I'll concede that this might be one of those instances where the relatively recent viewing worked against it in terms of the rankings. After I live with it in the memory longer, it could be something I'd be inclined to move up.

But then again, as I've been playing with graphics for the top twenty-five, I do keep thinking, 'yep, this is a great movie.'
26th-Oct-2009 10:46 pm (UTC)
I actually had the opposite experience with this movie: I saw it when it came out (on video) and was amazed, and then again a few years later, and felt a little oddly underwhelmed, like everything I'd been so impressed with was mostly showy bluster, and it maybe didn't hold up as well as I thought it would. I should give it another crack, as it's been about as long now since my second viewing as it was between the first and second.
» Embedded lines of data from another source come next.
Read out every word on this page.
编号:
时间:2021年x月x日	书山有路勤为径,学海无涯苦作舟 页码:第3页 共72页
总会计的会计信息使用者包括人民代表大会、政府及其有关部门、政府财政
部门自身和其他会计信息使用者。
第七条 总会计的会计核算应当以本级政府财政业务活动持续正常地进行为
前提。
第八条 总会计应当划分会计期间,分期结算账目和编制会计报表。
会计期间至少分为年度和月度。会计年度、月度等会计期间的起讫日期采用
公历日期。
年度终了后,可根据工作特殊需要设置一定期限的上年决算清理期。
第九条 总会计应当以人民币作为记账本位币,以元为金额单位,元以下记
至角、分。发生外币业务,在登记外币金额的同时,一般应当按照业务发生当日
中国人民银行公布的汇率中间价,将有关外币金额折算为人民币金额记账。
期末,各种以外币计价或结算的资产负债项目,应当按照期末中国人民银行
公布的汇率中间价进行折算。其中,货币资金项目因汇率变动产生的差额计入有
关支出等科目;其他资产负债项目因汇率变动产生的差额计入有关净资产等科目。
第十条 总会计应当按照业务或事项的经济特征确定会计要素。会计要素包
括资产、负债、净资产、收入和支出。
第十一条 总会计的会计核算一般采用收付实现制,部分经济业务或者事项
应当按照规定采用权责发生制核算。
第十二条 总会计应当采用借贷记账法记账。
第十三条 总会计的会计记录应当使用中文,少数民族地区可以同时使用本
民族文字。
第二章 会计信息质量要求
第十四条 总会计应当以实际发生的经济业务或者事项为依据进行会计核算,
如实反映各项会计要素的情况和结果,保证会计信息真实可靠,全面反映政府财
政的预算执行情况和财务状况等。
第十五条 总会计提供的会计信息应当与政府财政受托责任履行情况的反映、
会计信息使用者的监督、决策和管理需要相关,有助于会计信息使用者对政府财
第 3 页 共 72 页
27th-Oct-2009 02:20 am (UTC)
You know it's funny, the whole time I watched it (in 2009) I kept thinking about how much Slumdog Millionaire ripped this off... in like a Disney way.
27th-Oct-2009 02:37 am (UTC)
Your reaction is really interesting. The skeptic in me usually anticipates that the movies that are most assertively dynamic are not going to age well once the initial visceral experience has worn off. Honestly, that's one of the things that kept from seeing it for so long, an instinctive bristling at the heavy editing and camera calisthenics that were held up as proof of its vitality and excellence. I found I was completely drawn in instead of finding it all off-putting, that it all worked for me. Still, I do wonder if (and worry that) I'll have the same sense of diminishing returns without the punch of that initial viewing.